[Analyse puissante] Pour LREM, l’élection de Bolsonaro est une catastrophe électorale

Bon, alors nos global winners qui ne connaissent décidément rien du monde ou bien pour l’infime minorité qui le connait un peu, nous ment:

1- On va juste les renvoyer vers ce billet écrit tard hier ou tôt ce matin

2 – On va juste leur rappeler que la (longue, 126 pages) constitution brésilienne est d’une rare intelligence puisque ses rédacteurs – le Congrès réuni en assemblée constituante de 1986 à 1988 – ont prévu les choses suivantes:

(a) L’éventualité que soit élu au suffrage universel direct un Président d’extrême gauche ou droite à tendance autocratique (ou bien un chtarbé incompétent) et la nocivité pour la démocratie de nier un tel scrutin

(b) La nécessité de faire en sorte que la constitution garantisse l’existence de contrepouvoirs eux-mêmes issus du suffrage universel direct au moins aussi puissants que le Président

Si nous regardons la réalité de l’ensemble des élections nationales qui viennent de se dérouler au Brésil, c’est à dire la présidentielle, les législatives et le renouvellement de 2/3 du Sénat, constate que:

– Bolsonaro a été élu avec 55,13% des suffrages

Son parti, le Parti Social Libéral (PSL), ne dispose que de 52 sièges de députés sur 513

Son parti, le PSL, ne dispose que de 4 sénateurs sur 81

Laissez-nous affirmer une fois de plus que la démocratie brésilienne est bien plus moderne et bien plus saine que la notre, d’autant qu’un Président brésilien n’a pas 1/5 des pouvoirs du Président de la République Française.

Chapeau au congrès brésilien réuni en assemblée constituante de 1986  à 1998: mission accomplie!
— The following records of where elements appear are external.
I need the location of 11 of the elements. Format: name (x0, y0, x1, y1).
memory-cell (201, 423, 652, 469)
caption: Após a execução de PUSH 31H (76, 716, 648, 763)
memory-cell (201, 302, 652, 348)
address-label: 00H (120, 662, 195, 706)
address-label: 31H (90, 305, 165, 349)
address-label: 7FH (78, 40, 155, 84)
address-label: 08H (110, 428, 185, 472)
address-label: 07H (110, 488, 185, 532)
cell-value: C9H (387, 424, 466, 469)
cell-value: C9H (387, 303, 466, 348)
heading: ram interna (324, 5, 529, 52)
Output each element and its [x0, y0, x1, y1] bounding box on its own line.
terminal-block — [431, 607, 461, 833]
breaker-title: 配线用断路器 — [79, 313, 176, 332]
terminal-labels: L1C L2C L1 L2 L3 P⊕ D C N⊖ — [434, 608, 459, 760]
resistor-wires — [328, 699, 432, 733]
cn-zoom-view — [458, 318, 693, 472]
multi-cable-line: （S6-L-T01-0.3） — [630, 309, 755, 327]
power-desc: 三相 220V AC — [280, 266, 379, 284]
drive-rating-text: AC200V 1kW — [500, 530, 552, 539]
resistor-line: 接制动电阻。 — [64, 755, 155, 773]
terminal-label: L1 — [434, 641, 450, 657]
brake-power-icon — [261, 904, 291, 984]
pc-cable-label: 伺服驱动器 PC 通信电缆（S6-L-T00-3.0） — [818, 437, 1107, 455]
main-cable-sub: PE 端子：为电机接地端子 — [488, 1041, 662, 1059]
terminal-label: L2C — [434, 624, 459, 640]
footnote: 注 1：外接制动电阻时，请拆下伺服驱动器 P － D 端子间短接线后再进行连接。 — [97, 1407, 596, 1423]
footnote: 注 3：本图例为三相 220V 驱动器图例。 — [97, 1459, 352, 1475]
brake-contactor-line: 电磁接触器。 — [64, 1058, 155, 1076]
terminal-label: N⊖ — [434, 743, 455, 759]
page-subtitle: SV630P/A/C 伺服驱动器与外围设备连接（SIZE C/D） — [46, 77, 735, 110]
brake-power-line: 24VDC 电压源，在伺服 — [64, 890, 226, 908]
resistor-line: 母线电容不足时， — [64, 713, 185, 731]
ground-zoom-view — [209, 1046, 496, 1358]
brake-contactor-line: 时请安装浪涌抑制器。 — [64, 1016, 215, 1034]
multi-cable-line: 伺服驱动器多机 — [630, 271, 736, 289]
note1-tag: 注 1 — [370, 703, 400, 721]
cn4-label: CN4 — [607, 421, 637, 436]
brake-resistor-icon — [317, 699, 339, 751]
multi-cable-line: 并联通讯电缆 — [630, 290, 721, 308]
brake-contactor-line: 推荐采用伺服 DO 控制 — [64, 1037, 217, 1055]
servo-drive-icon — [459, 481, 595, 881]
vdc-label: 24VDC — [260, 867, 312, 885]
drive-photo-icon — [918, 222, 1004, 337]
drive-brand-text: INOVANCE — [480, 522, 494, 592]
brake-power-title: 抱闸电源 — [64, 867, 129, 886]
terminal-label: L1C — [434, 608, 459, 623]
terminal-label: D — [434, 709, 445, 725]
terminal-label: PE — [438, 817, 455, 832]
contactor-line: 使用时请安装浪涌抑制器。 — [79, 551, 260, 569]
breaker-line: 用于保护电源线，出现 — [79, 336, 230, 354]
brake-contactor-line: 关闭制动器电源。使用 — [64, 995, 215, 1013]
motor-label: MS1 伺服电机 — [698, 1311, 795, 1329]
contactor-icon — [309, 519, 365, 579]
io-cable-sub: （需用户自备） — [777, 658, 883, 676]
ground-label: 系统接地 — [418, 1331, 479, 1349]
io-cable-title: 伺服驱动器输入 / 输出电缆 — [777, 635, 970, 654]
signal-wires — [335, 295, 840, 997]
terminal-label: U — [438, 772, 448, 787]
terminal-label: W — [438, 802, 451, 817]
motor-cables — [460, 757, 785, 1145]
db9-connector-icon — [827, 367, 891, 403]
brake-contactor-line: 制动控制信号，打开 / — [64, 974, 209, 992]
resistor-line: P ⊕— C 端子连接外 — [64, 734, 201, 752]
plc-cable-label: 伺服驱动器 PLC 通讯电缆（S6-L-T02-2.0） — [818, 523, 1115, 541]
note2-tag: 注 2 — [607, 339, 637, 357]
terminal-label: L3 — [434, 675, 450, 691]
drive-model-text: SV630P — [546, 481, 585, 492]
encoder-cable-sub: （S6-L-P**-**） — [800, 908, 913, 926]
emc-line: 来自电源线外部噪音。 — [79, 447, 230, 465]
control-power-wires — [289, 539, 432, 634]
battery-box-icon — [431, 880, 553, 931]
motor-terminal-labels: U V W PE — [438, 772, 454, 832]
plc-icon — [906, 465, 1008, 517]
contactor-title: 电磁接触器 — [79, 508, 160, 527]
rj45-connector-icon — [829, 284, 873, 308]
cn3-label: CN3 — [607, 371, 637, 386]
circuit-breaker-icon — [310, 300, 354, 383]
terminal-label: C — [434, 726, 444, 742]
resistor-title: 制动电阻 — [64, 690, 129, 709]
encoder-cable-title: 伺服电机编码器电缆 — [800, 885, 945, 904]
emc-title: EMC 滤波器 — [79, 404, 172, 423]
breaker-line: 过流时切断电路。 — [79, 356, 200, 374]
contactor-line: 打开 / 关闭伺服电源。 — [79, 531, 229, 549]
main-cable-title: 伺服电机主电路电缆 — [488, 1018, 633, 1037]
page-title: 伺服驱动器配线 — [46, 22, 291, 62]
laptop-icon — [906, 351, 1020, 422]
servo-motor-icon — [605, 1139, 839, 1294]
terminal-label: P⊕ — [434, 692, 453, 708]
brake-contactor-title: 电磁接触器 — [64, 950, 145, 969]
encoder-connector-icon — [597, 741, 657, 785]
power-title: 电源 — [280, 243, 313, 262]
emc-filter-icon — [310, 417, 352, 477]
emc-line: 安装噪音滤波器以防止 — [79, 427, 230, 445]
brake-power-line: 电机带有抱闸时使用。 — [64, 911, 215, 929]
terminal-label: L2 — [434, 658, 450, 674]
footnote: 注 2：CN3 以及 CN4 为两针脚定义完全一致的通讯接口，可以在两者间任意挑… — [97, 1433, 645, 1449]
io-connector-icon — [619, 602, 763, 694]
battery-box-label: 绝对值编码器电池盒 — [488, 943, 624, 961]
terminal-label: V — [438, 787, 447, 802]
Après un calcul savant (qui a consisté en une règle de trois), si en France nous avions un régime présidentiel et pas semi-présidentiel et que nous avions le même système électoral qu’au Brésil, LREM aurait disposé, sur la base des chiffres cités plus haut  rapportés au score d’Emmanuel Macron au second tour de la présidentielle de:

– Maximum 82 députés sur 577

– Maximum 22 sénateurs sur 348

C’est un peu comme Mme la députée Chalas qui sur France Info déclarait ce matin que pour interdire la chasse le dimanche (ou un jour par semaine), il est nécessaire de réfléchir aux conflits d’usages et de passer par la voie législative alors que l’ouverture et la fermeture de la chasse est une décision réglementaire prise par les préfets par arrêté.
Il suffirait donc que M. le Ministre de l’intérieur Castaner envoie une circulaire aux préfets leur demandant d’arrêter une éventuelle interdiction un jour par semaine après consultation de tous les acteurs concernés dans leur département. Mais les décisions interviendraient alors avant les européennes, en pleine saison de chasse et donc hou-là! , prenons la voie législative, ça prendra au bas mot deux ans.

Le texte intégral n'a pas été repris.